Well, before taking the plunge, a few concerns need to be addressed to explain why the share price sold off so dramatically in the past year.
What Went Wrong?
To understand how dangerous investing is when buying into a glossy narrative, we need to look under the hood at the financials to see what went wrong.
First, the oxygen and life blood of a business, cash has been on a fast-paced, downward descent. In 2020, the company had $702 million on the books. A year later it fell to $224 million. By 2022, that number had plunged to just $36 million.
It’s no surprise cash has been eviscerated because profit margins are horrendous due to lack of revenues in past years.

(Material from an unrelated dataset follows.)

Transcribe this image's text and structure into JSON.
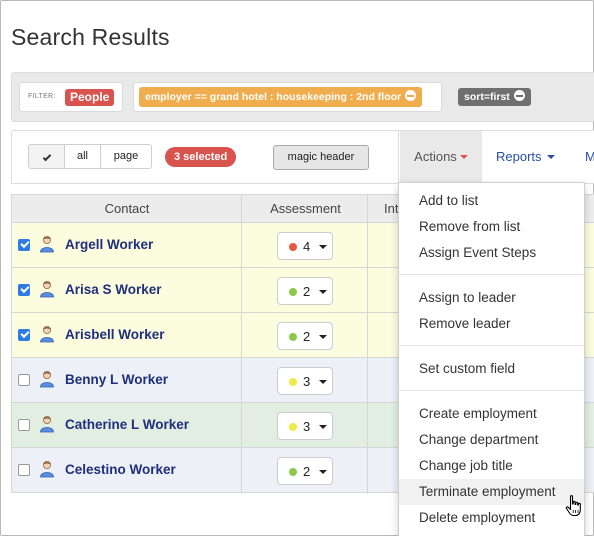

Over that same period, operating income has increasingly turned negative from -$76 million in 2020 to -$346 million in 2021 and -$485 million in 2022. A $485 million operating loss in a year with about $37 million in cash on the books is nothing short of a financial nightmare scenario.
Worse still, nobody is expecting the company to turn a profit in the coming year so what will happen if the company burns through its cash pile? Is a secondary offering needed that will dilute existing shareholders?
Time to Buy Canoo?
Canoo is a casino bet at best now. Yes, the few analysts covering the stock have a consensus bet that would translate into a Vegas style win if correct. But the company is truly trading as a penny stock under $1 per share, and the odds of it crashing to $0 are significant.
For those who like the slots and are okay losing it all to win big, Canoo shares offers perhaps more excitement than the momentary thrill of pulling the handle on a Vegas slot machine. But to buy into it would require having the same expectation of winning in Sin City: very low, if any.